レンは骨を見つめた。掌の中で骨の縁がまた微かに震え、黒い章の印影が指先に写る。彼の胸の中で、母の手の温度が少しずつ薄れていくのがわかった。誰かの笑い声を思い出そうとしても、それが誰の声なのか名が浮かばない。恐怖が、冷たい怒りに変わった。

「……もし俺が全部忘れたら、どうなる?」レンの問いは、もはや仲間のためではなく、自分のためのものだった。

そのとき、ハイネが鞄から薄い紙束を取り出した。紙は濡れ気味で、角が擦り切れている。彼はそれをレンの前に置き、指で一枚ずつめくる。そこには小さなスケッチと筆記がある。家畜の名、門の錠の番号、村の井戸の深さ――日々のささいなことが手書きで残されていた。ハイネは「忘れてもこれがあれば……」と言った。彼の声は低い自信に満ちている。その紙の束は、レンが記憶を失ったときのための代替記憶だ。だが紙切れは紙切れでしかない。触れた風は思い出を震わせるが、匂いも温度も伴わない。

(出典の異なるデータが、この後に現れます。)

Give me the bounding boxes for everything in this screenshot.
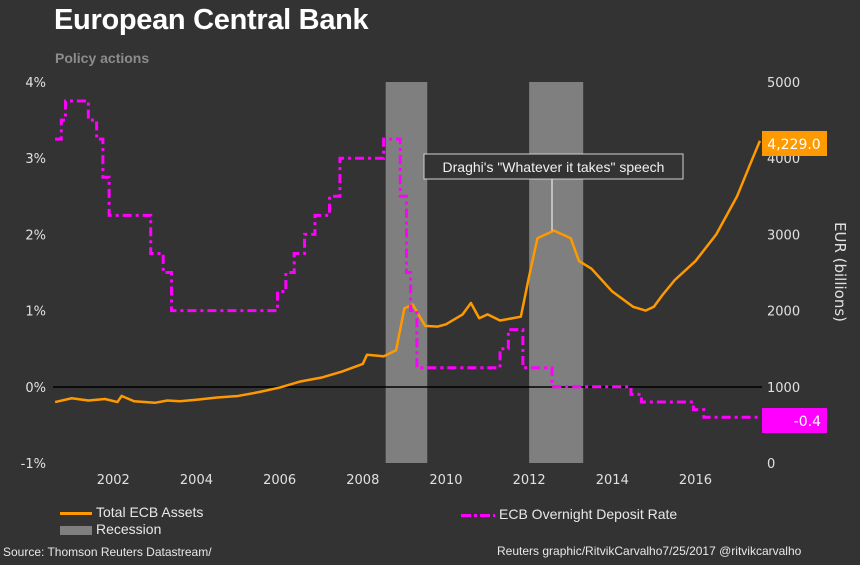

タルクは腕を組み、雨粒を指で弾いた。「俺は違うやり方を試す。証拠をそのまま晒すのではなく、話し合いの場を作る。強制じゃなくて、共有。真実を選べる余地をつくるんだ。村人自身が決める形でなければ、救済じゃない」

ミサは小さく笑ったように見えた。「理想だ。だけど理想は、雪のように溶ける。外の力が一度動いたら、選択は奪われる。レン、君が使ったその印は、記録をつくるのだろう。台帳に番号が振られ、誰かの手に渡る。統御院はそれを利用する」

彼女はもう一度骨を見下ろした。骨の黒い章が雨に濡れて、まるで鮮血がにじんだように見える。レンは掌を開き、骨をテーブルに置いた。指先の震えが残る。

「選択肢は三つだ」ハイネが言った。「一つは、全てを曝して統御院に正面から挑む。二つ目は、取引して時間を稼ぐ。三つ目は、内から少しずつ変えていく。どれも代償がある。どれも呪いを増やす可能性がある」

雨音が一瞬だけ止み、窓外の空が薄く光った。その瞬間、タルクがひどく小さな物音に気づいた。裏口の軸、古い板の擦れる音。誰かが近づいてくる。三人の顔にすぐに緊張が戻った。

「外だ」ミサが囁いた。彼女は既に柄の短い剣に手をかけている。ハイネは懐から小さな銀の笛を取り出し、指先を湿らせた。タルクは窓を覗く。レンは骨を拾い上げ、歌を待つ反応を探ったが、今の証骨はなぜか沈黙している。黒い章だけが不気味に光る。